Einhand mit der 15-Meter-Yacht von Antwerpen nach Rotterdam
20. und 21. Mai 2020, 118 km, 11 h, 3 Hebebrücken, 2 Schleusen

Als sich die Brücke vor dem Yachthafen hebt, traue ich der Sache noch nicht ganz. Werden mich die Belgier jetzt wirklich rauslassen? Nach etwas Warten geht auch die Sibiriabrug am Ende des nächsten Beckens auf, direkt neben dem faszinierenden Hafenhaus von Zaha Hadid. Ich fahre in den Industriehafen Antwerpen ein. Als ich mich pflichtgemäß per Funk anmelde und meine FD-Nummer durchgebe, wird dies freundlich registriert. Das scheint also soweit okay zu sein.

Durch die FD-Nummer hat der Hafen sämtliche relevanten Informationen über Boot und Eigner. Ohne diese Nummer darf niemand ins Hafengebiet einfahren. Einmal zugeteilt, gilt sie unbefristet. Die AWOL hat ihre FD-Nummer bereits bei unserer Irrfahrt durch den Antwerpener Hafen in 2017 bekommen.
Der Jachthaven Willemdok liegt ganz am Ende des Hafengebiets, und die Fahrt durch den kommerziellen Hafen bis zur niederländischen Grenze dauert fast zwei Stunden. Die ganze Zeit über erwarte ich, dass die Hafenpolizei auftaucht und mir erklärt, dass das mit der Genehmigung ein Irrtum war. Trotzdem genieße ich die Fahrt. Ich habe eine totale Faszination für große Häfen und buche Hafenrundfahrten, wo immer ich hinkomme – und hier darf ich sogar mit dem eigenen Boot durchschippern.
Vor der Einfahrt in die Schelde-Rhein-Verbindung melde ich mich beim Hafen ab. Ich erhalte keine Aufforderung zum Umdrehen, sondern man wünscht mir gute Fahrt. Der Kanal macht eine 90-Grad-Kurve, und – zack! – bin ich in Holland. Yippie!!! Ich muss mich allerdings auf ein innerliches Freudentänzchen beschränken, denn ich bin ja allein an Bord und sollte möglichst am Steuer bleiben. Außerdem muss ich mich konzentrieren – meine erste Schleuse im Alleingang steht bevor.

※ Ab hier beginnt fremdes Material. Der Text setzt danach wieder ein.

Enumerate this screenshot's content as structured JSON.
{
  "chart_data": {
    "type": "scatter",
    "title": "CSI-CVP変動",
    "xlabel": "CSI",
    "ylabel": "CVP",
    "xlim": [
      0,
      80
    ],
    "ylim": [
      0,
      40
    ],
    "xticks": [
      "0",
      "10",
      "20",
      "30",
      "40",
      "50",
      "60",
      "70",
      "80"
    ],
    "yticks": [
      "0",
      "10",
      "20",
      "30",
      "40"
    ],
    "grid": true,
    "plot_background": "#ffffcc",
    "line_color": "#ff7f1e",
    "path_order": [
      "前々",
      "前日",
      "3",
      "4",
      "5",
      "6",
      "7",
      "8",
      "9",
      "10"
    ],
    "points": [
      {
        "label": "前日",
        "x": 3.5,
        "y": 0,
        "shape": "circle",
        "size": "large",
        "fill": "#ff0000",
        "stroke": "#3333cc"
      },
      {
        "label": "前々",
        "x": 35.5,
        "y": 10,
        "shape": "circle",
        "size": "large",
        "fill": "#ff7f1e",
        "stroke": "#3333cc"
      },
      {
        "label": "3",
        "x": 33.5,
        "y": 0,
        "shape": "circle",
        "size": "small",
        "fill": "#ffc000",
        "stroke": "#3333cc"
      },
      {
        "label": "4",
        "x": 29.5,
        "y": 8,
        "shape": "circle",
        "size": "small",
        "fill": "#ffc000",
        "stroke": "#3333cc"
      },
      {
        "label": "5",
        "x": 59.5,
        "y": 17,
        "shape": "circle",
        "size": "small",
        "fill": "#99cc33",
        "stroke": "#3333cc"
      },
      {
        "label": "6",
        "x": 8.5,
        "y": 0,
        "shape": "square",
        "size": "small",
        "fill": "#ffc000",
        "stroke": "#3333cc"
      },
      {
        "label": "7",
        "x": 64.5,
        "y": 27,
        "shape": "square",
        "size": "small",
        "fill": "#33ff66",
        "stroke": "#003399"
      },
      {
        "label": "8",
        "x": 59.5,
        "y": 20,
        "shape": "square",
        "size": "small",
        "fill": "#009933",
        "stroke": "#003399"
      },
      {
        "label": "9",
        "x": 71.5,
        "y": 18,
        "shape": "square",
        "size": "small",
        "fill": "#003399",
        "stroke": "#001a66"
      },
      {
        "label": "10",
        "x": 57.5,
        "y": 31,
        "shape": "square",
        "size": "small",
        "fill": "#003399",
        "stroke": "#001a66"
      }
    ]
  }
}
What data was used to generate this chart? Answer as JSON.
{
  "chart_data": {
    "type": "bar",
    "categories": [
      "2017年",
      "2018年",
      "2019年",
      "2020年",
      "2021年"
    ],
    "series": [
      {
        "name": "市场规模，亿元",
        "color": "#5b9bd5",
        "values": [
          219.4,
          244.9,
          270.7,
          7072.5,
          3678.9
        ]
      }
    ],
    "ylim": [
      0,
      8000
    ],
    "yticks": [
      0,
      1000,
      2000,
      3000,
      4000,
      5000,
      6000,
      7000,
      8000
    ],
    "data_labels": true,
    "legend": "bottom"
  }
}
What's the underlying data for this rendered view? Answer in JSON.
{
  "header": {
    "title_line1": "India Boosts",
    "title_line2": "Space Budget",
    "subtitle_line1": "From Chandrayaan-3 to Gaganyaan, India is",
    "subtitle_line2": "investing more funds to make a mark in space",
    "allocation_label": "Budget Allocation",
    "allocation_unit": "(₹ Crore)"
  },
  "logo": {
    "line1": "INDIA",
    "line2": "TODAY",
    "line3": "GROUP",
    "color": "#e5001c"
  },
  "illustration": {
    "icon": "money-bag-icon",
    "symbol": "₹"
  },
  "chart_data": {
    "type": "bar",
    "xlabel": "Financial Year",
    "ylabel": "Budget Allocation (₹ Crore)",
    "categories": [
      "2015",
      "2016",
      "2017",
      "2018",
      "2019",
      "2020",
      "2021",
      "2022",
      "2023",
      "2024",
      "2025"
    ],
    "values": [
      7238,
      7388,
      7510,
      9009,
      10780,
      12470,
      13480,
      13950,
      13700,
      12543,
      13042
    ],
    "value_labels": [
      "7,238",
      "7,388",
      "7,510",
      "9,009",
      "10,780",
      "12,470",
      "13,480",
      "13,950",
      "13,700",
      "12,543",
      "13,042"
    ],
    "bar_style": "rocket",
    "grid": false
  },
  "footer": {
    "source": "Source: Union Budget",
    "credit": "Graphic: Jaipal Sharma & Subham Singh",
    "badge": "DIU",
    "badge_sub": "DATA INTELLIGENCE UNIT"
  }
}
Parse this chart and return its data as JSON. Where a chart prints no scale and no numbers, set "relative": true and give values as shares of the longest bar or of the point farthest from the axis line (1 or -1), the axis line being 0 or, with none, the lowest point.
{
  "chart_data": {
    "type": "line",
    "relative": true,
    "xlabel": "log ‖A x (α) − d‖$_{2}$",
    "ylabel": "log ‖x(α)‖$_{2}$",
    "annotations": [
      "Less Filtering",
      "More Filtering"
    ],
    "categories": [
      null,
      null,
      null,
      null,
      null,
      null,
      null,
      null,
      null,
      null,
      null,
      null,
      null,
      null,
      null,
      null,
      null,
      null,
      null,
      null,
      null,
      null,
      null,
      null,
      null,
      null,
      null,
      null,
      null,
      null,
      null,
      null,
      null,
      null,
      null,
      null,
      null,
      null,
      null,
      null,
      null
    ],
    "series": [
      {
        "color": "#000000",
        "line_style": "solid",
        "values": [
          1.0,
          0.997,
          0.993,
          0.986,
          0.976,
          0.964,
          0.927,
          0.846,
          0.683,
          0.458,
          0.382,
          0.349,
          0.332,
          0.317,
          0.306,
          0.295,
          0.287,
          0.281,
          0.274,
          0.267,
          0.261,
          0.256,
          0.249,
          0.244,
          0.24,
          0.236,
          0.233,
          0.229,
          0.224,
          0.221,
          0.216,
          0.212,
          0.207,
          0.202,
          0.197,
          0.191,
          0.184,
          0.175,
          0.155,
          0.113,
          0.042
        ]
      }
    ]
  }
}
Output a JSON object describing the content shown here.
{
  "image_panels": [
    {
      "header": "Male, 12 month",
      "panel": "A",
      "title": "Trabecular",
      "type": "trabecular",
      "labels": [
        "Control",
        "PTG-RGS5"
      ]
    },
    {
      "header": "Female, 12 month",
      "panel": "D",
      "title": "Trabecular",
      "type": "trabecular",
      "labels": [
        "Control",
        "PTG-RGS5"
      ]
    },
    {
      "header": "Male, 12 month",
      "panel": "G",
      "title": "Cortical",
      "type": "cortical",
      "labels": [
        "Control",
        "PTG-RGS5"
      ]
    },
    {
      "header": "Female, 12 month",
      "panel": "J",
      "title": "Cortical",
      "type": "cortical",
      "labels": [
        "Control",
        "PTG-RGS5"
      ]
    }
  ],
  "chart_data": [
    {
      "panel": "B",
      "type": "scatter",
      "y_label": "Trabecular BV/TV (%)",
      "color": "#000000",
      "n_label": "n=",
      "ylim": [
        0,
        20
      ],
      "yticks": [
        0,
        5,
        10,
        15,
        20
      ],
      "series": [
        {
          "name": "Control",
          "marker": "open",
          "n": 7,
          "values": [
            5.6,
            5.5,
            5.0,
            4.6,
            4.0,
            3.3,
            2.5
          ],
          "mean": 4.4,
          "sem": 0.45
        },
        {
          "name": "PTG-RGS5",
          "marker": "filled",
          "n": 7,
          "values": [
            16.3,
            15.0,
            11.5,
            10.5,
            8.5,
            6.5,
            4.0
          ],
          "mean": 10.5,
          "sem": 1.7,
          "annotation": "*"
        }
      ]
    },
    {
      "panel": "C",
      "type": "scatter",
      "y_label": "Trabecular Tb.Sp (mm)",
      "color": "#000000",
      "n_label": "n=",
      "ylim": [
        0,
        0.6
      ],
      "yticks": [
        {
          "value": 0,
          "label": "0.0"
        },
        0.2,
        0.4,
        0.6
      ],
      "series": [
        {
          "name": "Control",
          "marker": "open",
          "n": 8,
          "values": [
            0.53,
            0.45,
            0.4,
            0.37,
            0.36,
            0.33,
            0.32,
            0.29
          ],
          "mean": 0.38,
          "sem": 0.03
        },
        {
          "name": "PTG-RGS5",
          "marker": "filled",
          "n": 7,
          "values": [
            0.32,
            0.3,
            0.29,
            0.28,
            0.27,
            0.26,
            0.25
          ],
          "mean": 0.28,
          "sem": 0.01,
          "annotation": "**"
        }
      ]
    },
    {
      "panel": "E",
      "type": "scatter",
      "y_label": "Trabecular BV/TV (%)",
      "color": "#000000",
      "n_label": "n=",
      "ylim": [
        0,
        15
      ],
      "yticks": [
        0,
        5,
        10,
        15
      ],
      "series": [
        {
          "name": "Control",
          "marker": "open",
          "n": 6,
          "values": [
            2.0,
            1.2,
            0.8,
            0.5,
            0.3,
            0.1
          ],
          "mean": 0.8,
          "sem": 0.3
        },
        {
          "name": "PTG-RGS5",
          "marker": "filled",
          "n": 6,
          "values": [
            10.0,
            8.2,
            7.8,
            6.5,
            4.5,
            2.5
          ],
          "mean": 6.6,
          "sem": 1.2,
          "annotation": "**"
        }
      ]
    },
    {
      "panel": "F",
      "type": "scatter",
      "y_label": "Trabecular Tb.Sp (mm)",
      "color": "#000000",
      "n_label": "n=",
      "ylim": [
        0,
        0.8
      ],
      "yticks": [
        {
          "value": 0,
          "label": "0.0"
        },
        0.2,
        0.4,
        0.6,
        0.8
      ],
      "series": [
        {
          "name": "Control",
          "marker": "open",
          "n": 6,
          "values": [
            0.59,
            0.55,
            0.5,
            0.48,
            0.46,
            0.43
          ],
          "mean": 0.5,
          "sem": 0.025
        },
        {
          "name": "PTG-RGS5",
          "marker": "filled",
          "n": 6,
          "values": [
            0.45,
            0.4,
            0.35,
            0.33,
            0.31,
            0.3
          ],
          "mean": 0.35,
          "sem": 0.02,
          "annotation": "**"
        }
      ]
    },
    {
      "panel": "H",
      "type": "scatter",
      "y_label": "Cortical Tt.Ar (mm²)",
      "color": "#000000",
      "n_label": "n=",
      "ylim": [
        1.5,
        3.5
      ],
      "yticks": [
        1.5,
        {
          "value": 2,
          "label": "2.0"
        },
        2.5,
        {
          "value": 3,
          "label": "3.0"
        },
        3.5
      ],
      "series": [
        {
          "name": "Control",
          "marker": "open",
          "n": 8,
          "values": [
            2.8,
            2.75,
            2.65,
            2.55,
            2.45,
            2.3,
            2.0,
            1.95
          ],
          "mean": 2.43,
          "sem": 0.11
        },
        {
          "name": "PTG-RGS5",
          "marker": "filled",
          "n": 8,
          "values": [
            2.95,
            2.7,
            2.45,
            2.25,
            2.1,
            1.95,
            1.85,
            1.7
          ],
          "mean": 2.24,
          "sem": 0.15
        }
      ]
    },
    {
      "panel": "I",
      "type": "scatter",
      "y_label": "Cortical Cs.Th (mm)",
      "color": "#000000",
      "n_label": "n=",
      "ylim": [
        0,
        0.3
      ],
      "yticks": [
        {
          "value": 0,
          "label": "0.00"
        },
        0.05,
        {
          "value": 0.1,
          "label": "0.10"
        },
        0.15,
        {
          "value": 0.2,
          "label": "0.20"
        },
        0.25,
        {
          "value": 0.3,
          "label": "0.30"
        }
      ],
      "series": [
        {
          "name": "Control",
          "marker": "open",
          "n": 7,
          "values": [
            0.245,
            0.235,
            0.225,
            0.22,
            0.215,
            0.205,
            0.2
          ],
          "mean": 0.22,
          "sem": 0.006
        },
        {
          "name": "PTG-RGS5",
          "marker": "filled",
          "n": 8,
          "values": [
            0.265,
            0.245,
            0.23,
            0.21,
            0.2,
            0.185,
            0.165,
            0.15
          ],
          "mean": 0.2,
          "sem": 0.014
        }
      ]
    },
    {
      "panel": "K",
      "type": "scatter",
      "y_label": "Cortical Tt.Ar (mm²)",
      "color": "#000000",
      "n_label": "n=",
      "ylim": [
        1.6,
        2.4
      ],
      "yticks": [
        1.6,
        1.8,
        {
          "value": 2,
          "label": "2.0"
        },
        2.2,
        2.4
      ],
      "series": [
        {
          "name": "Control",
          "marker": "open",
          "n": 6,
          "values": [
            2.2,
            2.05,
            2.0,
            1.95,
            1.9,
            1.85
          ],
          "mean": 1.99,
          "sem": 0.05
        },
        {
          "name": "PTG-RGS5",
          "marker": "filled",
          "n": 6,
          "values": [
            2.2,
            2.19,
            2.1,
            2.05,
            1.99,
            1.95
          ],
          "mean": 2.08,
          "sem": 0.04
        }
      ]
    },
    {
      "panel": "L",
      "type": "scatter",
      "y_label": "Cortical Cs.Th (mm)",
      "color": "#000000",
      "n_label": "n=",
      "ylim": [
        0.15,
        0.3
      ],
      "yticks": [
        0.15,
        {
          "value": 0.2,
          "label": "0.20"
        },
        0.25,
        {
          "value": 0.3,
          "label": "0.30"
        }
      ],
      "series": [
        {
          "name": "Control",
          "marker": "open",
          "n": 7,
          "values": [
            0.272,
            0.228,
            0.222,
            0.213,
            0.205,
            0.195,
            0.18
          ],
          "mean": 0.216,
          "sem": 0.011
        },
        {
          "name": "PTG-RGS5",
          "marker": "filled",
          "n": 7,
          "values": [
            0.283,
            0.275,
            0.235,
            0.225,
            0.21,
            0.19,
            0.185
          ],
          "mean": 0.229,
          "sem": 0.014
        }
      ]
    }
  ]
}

Die Kreekrak-Schleuse ist eine riesige Großschifffahrtsschleuse mit überschaubarem Hub. Von meinen zwei vorherigen Passagen weiß ich, dass mich nichts Aufregendes erwartet. Um mich einhand an solche Ungetüme wie meine beiden Hass-Schleusen Sülfeld bei Wolfsburg und Anderten bei Hannover zu wagen, bräuchte ich noch ganz viel Übung, aber das hier erscheint mir machbar, zumal ich ja extra auf zwei windarme Fahrtage gewartet habe.
Ich werde hinter zwei großen Berufsschiffen in die Kammer gelotst. Ein bisschen hatte ich die Befürchtung, dass ich die AWOL vielleicht nicht vernünftig an einem Nischenpoller zum Stehen bekomme. Wenn die großen Schiffe das Wasser stark aufwühlen, könnte es sein, dass mein Boot abtreibt, bis ich vom Steuerstand aus an der Schleusenleine bin. Der Weg ist aufgrund der Konstruktionsweise dieser Yacht unglücklich weit.
Heute ist das Wasser in der Schleuse aber ziemlich still, und ich kann in aller Ruhe die Leine um den Poller legen. Das alleine Schleusen habe ich bereits auf meiner Fahrt mit Schorsch von Münster nach Antwerpen geübt. Allerdings war Schorsch da am Steuer, um mich im Notfall mit den Maschinen zu unterstützen. Bei dieser Schleuse hier habe ich aber gar kein Problem, die 20 Tonnen mit nur einer Leine festzuhalten. Die Fernbedienung für die Seitenstrahler muss nicht zum Einsatz kommen.

Nach der Schleuse geht es noch eine Weile gemütlich auf dem Kanal dahin, bis er schließlich in den Volkerak mündet. Das letzte Mal hatten wir hier ja fieses Wetter, aber heute ist alles ruhig und sonnig. Die Volkerak Yachtschleuse, die ich gegen 17.00 Uhr erreiche, ist ebenfalls völlig unproblematisch.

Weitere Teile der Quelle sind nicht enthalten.